Sunday, March 2, 2008

'The Big Switch': Welcome to the Worldwide Computer

A quiet revolution in computing is taking place as you read this.
It'll change the way we work, socialize and function as people, communities and nations. It will have an impact on how we make war and peace. Some say it's the biggest thing since electricity became a utility -- yet most of us won't see it coming.
According to Nicholas Carr, author of The Big Switch and former executive editor of the Harvard Business Review, the revolution that's coming is based on the idea that the Internet, a network of computers, is becoming a gigantic computer itself. Not only will users be able to write programs to run on this "World Wide Computer," as Carr calls it, but sooner or later, this system will gain a level of artificial intelligence .

Economies of Scale
Carr takes us back 100 years, to the time when Thomas Edison and Samuel Insull built a network of wires and power-generation facilities, and transformed electricity from a specialized novelty into a broadly available utility.
Carr draws parallels between then and now. At one point, big manufacturers produced all their electricity on site, just as many corporations have on-site servers and information-technology departments today. However, electricity production, as do IT and computing, benefits from economies of scale. Like electricity, IT and computing usage follows similar peak load and capacity patterns. Unused capacity -- think of your home PC while you're at work or the corporate server when the business day is over -- can be minimized by analyzing and matching the usage patterns of many types of customers.

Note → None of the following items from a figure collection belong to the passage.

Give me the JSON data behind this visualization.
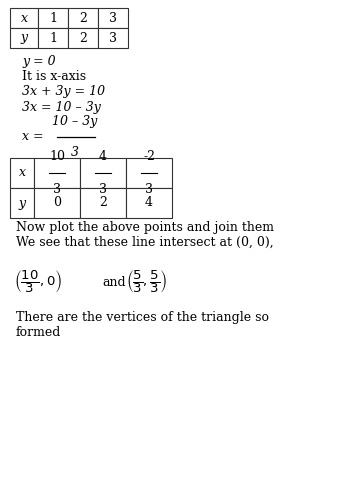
{
  "bg_color": "#ffffff",
  "table1_row1": [
    "x",
    "1",
    "2",
    "3"
  ],
  "table1_row2": [
    "y",
    "1",
    "2",
    "3"
  ],
  "table2_row1_fracs": [
    [
      "10",
      "3"
    ],
    [
      "4",
      "3"
    ],
    [
      "-2",
      "3"
    ]
  ],
  "table2_row2": [
    "0",
    "2",
    "4"
  ],
  "line1": "y = 0",
  "line2": "It is x-axis",
  "line3": "3x + 3y = 10",
  "line4": "3x = 10 – 3y",
  "frac_num": "10 – 3y",
  "frac_den": "3",
  "para1": "Now plot the above points and join them",
  "para2": "We see that these line intersect at (0, 0),",
  "para3": "There are the vertices of the triangle so",
  "para4": "formed"
}
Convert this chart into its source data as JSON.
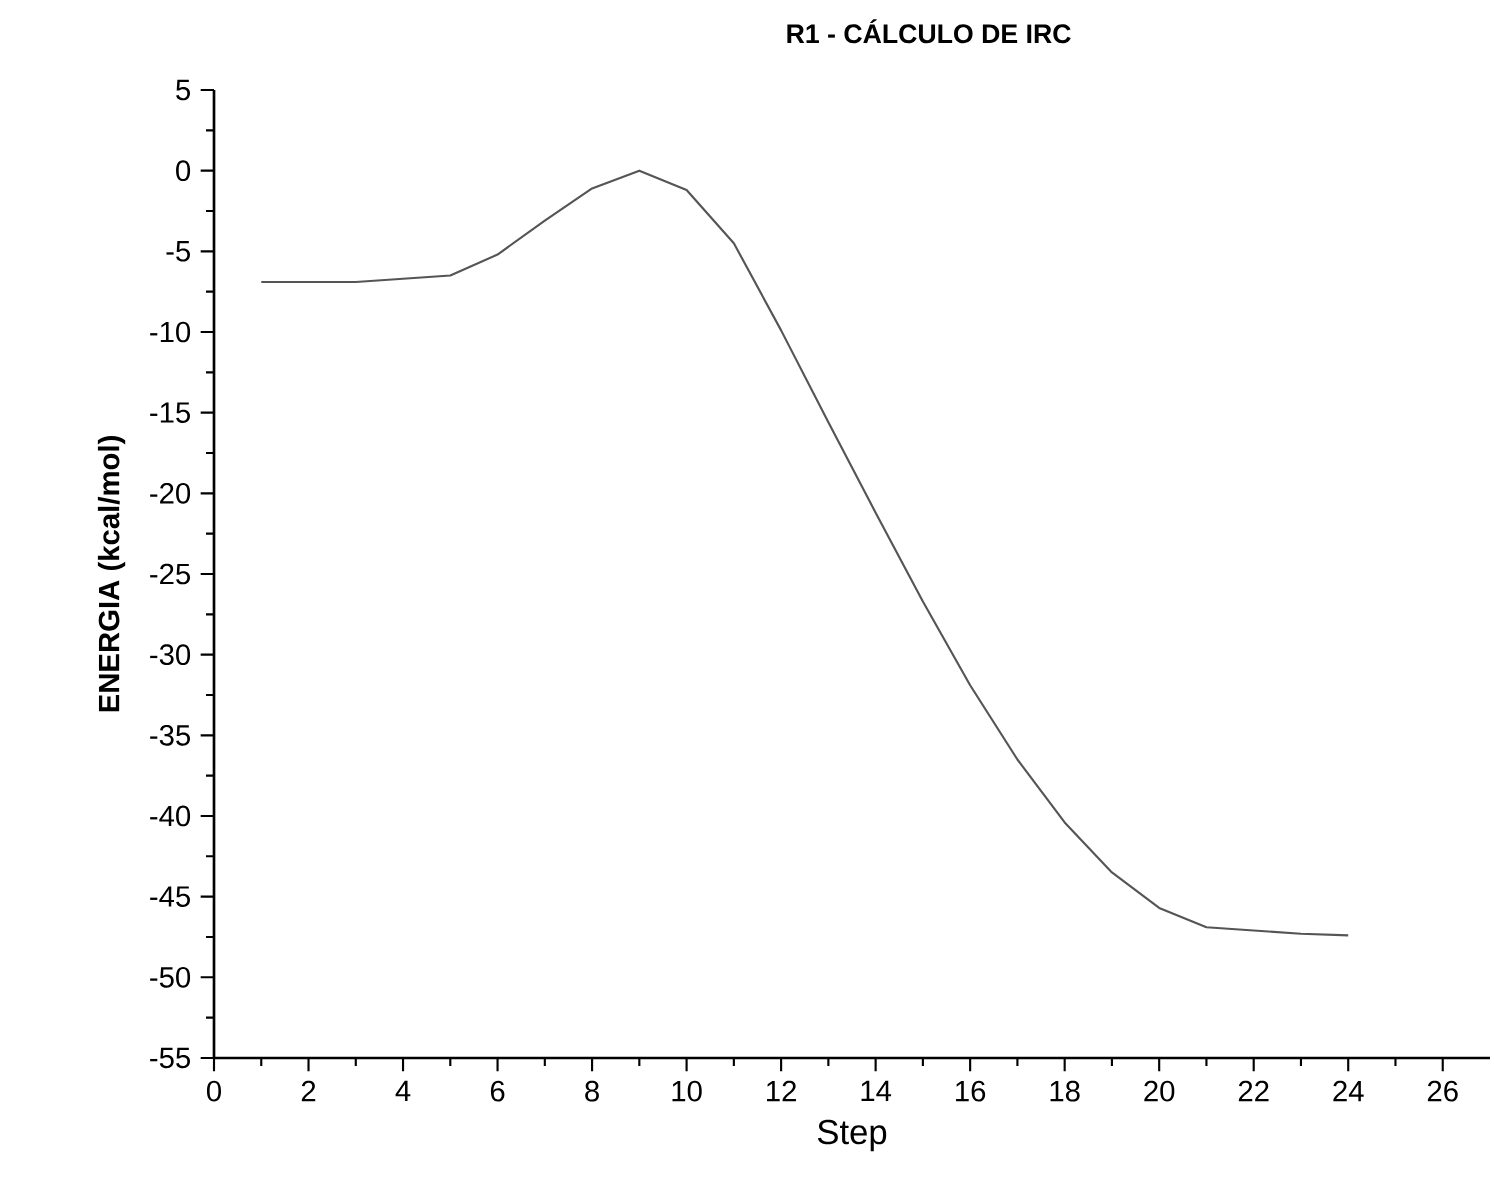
{
  "chart_data": {
    "type": "line",
    "title": "**R1 - CÁLCULO DE IRC**",
    "xlabel": "Step",
    "ylabel": "**ENERGIA (kcal/mol)**",
    "x": [
      1,
      2,
      3,
      4,
      5,
      6,
      7,
      8,
      9,
      10,
      11,
      12,
      13,
      14,
      15,
      16,
      17,
      18,
      19,
      20,
      21,
      22,
      23,
      24
    ],
    "values": [
      -6.9,
      -6.9,
      -6.9,
      -6.7,
      -6.5,
      -5.2,
      -3.1,
      -1.1,
      0,
      -1.2,
      -4.5,
      -9.9,
      -15.6,
      -21.2,
      -26.7,
      -31.9,
      -36.5,
      -40.4,
      -43.5,
      -45.7,
      -46.9,
      -47.1,
      -47.3,
      -47.4
    ],
    "color": "#555555",
    "xlim": [
      0,
      27
    ],
    "ylim": [
      -55,
      5
    ],
    "xticks": [
      0,
      2,
      4,
      6,
      8,
      10,
      12,
      14,
      16,
      18,
      20,
      22,
      24,
      26
    ],
    "yticks": [
      5,
      0,
      -5,
      -10,
      -15,
      -20,
      -25,
      -30,
      -35,
      -40,
      -45,
      -50,
      -55
    ]
  }
}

Like electricity, IT can function as a utility, Carr says. Corporations, instead of building, maintaining and supplying internal servers and applications, can buy these services over the Internet from companies specializing in IT -- at a lower cost than running an in-house system. As an example, Carr points to Salesforce.com (NYSE: CRM) , a company started by Marc Benioff, a veteran Oracle (Nasdaq: ORCL) employee. The company provides customer relationship management (CRM) services over the Internet to corporations that would otherwise buy and staff their own in-house CRM systems. The company's sales in 2007 topped US$500 million.

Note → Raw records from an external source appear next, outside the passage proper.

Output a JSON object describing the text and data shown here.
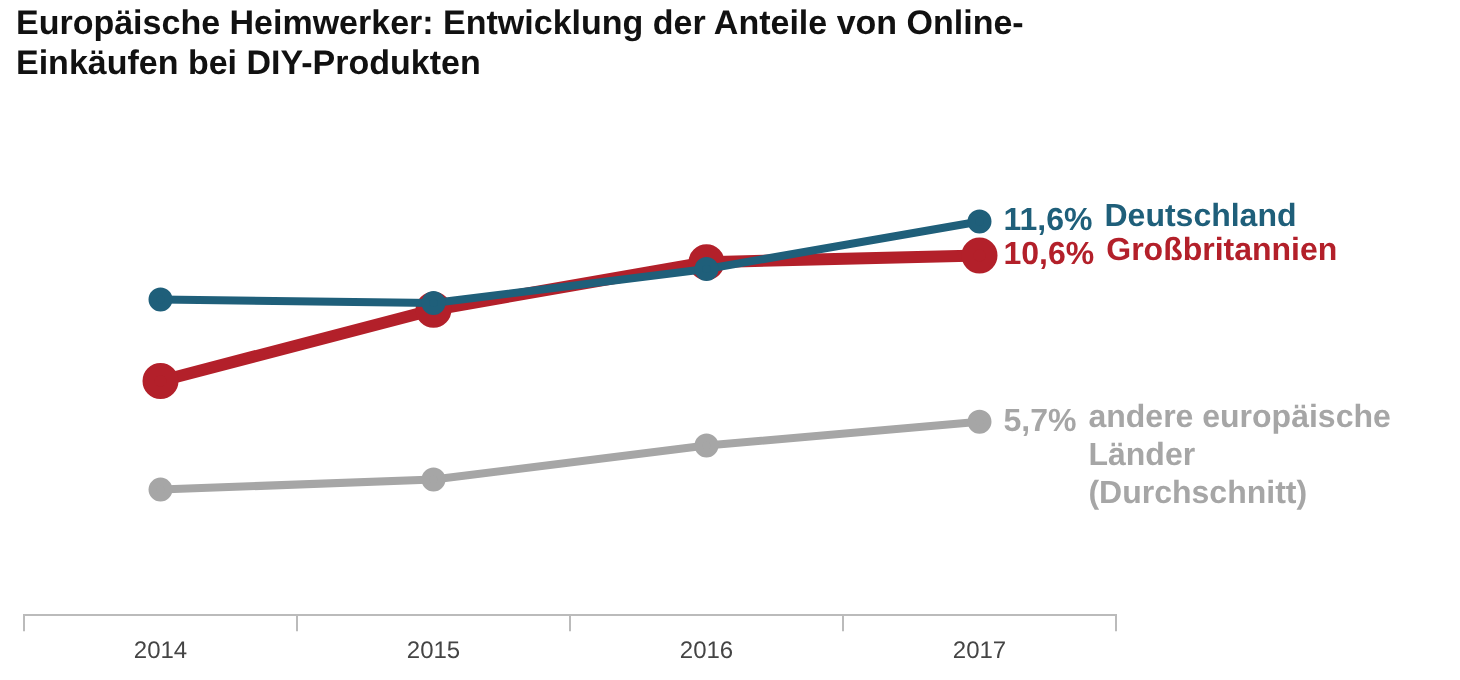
{
  "chart_data": {
    "type": "line",
    "title": "Europäische Heimwerker: Entwicklung der Anteile von Online-Einkäufen bei DIY-Produkten",
    "categories": [
      "2014",
      "2015",
      "2016",
      "2017"
    ],
    "series": [
      {
        "name": "Deutschland",
        "color": "#1f5f7a",
        "values": [
          9.3,
          9.2,
          10.2,
          11.6
        ],
        "value_labels": [
          null,
          null,
          null,
          "11,6%"
        ]
      },
      {
        "name": "Großbritannien",
        "color": "#b3202a",
        "values": [
          6.9,
          9.0,
          10.4,
          10.6
        ],
        "value_labels": [
          null,
          null,
          null,
          "10,6%"
        ]
      },
      {
        "name": "andere europäische Länder (Durchschnitt)",
        "color": "#a6a6a6",
        "values": [
          3.7,
          4.0,
          5.0,
          5.7
        ],
        "value_labels": [
          null,
          null,
          null,
          "5,7%"
        ]
      }
    ],
    "tick_labels": "x",
    "grid": false,
    "legend": false,
    "marker": "circle",
    "line_style": "solid"
  }
}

Salesforce.com isn't alone. "Employease offers a service for managing personnel. LeanLogistics has one for scheduling transportation. Oco provides a 'business intelligence' service, allowing executives to analyze corporate information and create planning reports. Digital Insight supplies a range of services to banks."
Further Into the Future
Carr spends the first half of Big Switch explaining the corporate and individual switch from computing as a box sitting in front of the user to being a utility like electricity. In the second half, Carr veers away from talk of business and utilities and steers toward territory that science-fiction fans might find appealing.
Carr warns the reader that just as electricity was heralded as a cure-all for modern society that didn't fulfill utopian promises, we should be careful making similar proclamations for utility computing.
Carr is neither a utopian nor a Luddite. In one chapter, he writes about "the unbounded possibilities that tomorrow's computing opens up for making our lives better." In another, he reveals the chilling Information Operation Roadmap put out by the Department of Defense and the Joint Chiefs of Staff in 2003. He finds it "disconcerting to read military planners calmly laying out a doomsday scenario in which American forces act to 'disrupt or destroy the full spectrum of globally emerging communications systems, sensors and weapons systems dependent on electromagnetic spectrum.' "
Carr is excited about where this is all going, although his optimism is tinged with restraint. With technological advances, he says, come setbacks, not to mention mismatches between the power of new tools and the knowledge of how best to use them.
Those looking to The Big Switch for advice on how to harness the power of the computing revolution will be disappointed. Carr's book is a glance at where computing has come from and where it could go in the future, with a warning about what the future can bring.